BOISE (CN) – A federal judge ordered that road plans in an Idaho national forest – the largest wilderness area in the Lower 48 States – be re-evaluated for environmental impacts.
The 2.3 million-acre Payette National Forest, in west-central Idaho, includes most of the 790,000-acre Frank Church-River of No Return Wilderness, the largest designated wilderness area in the Lower 48.
Many communities, such as the resort town of McCall, have a recreational and economic stake in forest access roads, which were once considered “open unless closed” by the U.S. Forest Service.
In 2005, however, the Forest Service issued new travel management regulations that required each national forest to designate roads open to motorized vehicles and prohibit vehicles off of the new designated system.
Public criticism erupted after the Payette National Forest’s subsequent 2007 Final Environmental Impact Statement and 2008 record of decision that closed about 972 miles of “unauthorized” roads.
The Payette National Forest defined those roads as “roads that are not part of the National Forest System of roads and included in the forest transportation atlas.”
The Forest Service weathered further public criticism when it was revealed the agency based its environmental impact statement on a proxy method of evaluating the roads’ environmental impacts – in other words, it did not actually inspect the roads.
The Forest Service claimed it was necessary because of budget constraints and lack of manpower to conduct studies on all 972 miles of roads.
The criticism, however, prompted the Forest Service to conduct an environmental assessment of two of the forest’s 13 management areas, in 2010. The environmental assessment recommended that two areas, areas 12 and 13, be closed to off-road motorized vehicles.
Valley County sued the Forest Service in 2011, challenging the Payette National Forest’s travel management plan.
In 2012, both parties filed for summary judgment, and the court partially granted Valley County’s motion, finding that the 2007 environmental impact statement and 2008 record of decision violates the National Environmental Poly Act.
The court also partially granted the Forest Service’s motion, finding that the 2010 environmental assessment did not violate the NEPA.
Citing Kern v.

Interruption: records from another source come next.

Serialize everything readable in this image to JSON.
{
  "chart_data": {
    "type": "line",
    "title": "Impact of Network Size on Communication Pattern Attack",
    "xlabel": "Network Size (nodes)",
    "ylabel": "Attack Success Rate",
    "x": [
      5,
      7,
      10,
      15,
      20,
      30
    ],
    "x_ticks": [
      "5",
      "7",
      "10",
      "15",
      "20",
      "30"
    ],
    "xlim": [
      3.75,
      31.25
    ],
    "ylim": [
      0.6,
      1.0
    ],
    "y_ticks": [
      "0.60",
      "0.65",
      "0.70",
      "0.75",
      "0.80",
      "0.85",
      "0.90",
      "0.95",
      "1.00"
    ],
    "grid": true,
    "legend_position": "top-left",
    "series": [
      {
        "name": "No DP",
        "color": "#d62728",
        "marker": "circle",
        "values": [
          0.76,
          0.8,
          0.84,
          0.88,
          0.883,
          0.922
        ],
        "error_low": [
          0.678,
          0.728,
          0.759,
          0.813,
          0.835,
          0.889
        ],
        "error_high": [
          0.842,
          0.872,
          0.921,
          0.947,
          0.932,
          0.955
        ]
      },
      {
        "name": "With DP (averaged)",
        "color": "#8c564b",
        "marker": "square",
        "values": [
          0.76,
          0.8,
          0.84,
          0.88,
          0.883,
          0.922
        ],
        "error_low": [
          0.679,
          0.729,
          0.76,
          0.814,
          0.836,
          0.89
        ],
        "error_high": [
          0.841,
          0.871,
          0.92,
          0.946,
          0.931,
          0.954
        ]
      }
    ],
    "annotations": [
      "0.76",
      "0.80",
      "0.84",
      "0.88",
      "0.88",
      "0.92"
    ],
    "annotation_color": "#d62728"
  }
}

BLM (9th Cir. 2002), U.S. District Judge B. Lynn Winmill on Monday granted Valley County’s May 2014 motion for reconsideration in full because the 2010 environmental assessment cannot “stand alone” from the “flawed” 2007 environmental impact statement.
“Kern requires that to stand alone, the 2010 EA must conduct a cumulative impacts analysis that evaluates impacts beyond management areas 12 and 13,” Winmill wrote in his Monday order.
“The 2010 EA contains no such cumulative impact analysis. Accordingly, the 2010 EA cannot pass muster under the NEPA. The court will therefore grant Valley County’s motion to reconsider and add management areas 12 and 13 to the other eleven management areas that the PNF must reevaluate.”
He also granted motions by Adams County and Idaho County to intervene, but denied Washington County’s motion to intervene because the county has “no land within the areas studied by the 2007 EIS and 2008 ROD.”
Winmill added that his ruling does not resolve the issue of remedy.